Empêché, M. Aliou Sow a été représenté. Ibrahima Lô, directeur du Livre de la lecture, a parlé en son nom. Les Neas sont en crise, qu’il faut aider, et, «Monsieur le ministre de la culture est dans ces dispositions-là». M. Lô ne manquera pas, lui aussi, de louer l’endurance des travailleurs des Neas. De dire en ce sens : «On parle beaucoup de résilience, présentement. Mais, je crois savoir qu’il n’y a pas plus résilients que les personnels des Neas que je côtoie au quotidien.» Il reconnaît en outre qu’ «il faut beaucoup de ressources pour relancer cette industrie. Pour dire, simplement, que le ministre certainement, vous accordera une grande attention dans les semaines à venir». Est-il besoin de préciser qu’il en va de la survie de cette initiative qui a pris corps en 1972. Cette «maison qui a fait la littérature sénégalaise et africaine, avec des auteurs qui sont sénégalais, ivoiriens, maliens…». Cette maison, «qui doit être considérée comme un patrimoine, un important patrimoine qu’on doit sauvegarder, protéger, développer et promouvoir», ainsi que répété par Racine Senghor.
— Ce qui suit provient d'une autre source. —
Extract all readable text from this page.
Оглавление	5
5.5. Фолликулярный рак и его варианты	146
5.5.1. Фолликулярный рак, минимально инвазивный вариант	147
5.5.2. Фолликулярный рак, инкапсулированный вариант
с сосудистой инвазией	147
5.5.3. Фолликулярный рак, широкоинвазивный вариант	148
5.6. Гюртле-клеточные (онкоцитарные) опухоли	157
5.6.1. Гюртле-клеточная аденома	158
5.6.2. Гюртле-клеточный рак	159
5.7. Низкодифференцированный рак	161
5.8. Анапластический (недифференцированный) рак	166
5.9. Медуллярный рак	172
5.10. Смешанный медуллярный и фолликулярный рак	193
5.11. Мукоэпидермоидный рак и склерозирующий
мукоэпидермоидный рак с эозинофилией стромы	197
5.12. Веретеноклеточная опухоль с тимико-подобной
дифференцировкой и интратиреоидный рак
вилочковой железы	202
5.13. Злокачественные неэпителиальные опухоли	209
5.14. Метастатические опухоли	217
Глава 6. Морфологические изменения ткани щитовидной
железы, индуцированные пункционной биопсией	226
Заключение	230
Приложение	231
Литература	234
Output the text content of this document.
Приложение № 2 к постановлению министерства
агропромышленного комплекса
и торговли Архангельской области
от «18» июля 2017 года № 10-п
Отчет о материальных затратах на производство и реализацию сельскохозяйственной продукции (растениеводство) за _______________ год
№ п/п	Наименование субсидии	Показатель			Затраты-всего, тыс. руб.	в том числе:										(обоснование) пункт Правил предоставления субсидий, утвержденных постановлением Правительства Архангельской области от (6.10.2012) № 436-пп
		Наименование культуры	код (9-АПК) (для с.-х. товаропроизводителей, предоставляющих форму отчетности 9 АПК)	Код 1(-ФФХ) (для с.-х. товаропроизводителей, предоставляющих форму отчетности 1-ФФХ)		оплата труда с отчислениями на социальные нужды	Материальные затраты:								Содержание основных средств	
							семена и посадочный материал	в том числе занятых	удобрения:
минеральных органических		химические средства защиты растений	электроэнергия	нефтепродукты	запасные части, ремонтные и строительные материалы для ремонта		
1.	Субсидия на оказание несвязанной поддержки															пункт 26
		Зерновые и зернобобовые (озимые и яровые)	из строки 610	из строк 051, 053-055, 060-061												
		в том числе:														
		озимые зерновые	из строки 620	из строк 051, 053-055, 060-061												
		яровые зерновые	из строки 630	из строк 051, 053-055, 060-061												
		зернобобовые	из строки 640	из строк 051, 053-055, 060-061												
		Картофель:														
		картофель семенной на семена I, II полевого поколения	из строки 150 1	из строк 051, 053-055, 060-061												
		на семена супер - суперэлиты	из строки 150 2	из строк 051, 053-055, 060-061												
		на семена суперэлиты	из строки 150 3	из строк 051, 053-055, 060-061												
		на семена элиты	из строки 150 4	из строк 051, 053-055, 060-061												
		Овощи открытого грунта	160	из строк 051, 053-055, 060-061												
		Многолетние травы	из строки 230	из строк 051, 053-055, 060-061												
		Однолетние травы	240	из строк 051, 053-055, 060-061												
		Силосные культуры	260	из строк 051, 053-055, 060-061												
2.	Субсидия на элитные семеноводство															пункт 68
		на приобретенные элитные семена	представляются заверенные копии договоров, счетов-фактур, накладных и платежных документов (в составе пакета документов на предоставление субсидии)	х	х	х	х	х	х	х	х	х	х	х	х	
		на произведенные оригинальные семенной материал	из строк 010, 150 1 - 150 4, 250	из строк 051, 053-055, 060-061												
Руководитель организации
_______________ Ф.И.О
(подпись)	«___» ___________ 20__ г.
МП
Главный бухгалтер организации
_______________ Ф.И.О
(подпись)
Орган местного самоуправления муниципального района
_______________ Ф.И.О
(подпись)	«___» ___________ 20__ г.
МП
«Nous avons des entreprises commerciales. Il nous faut vendre le livre pour avoir une marge bénéficiaire, pour rentabiliser notre investissement, pour faire marcher nos entreprises.» Et payer les droits d’auteur, a expliqué Mme Sy. Ceci dit, elle souligne la question du coût. Faire des livres coûte cher, et le livre ne se vend pas aussi facilement que le riz ou le pain, a-t-elle dit.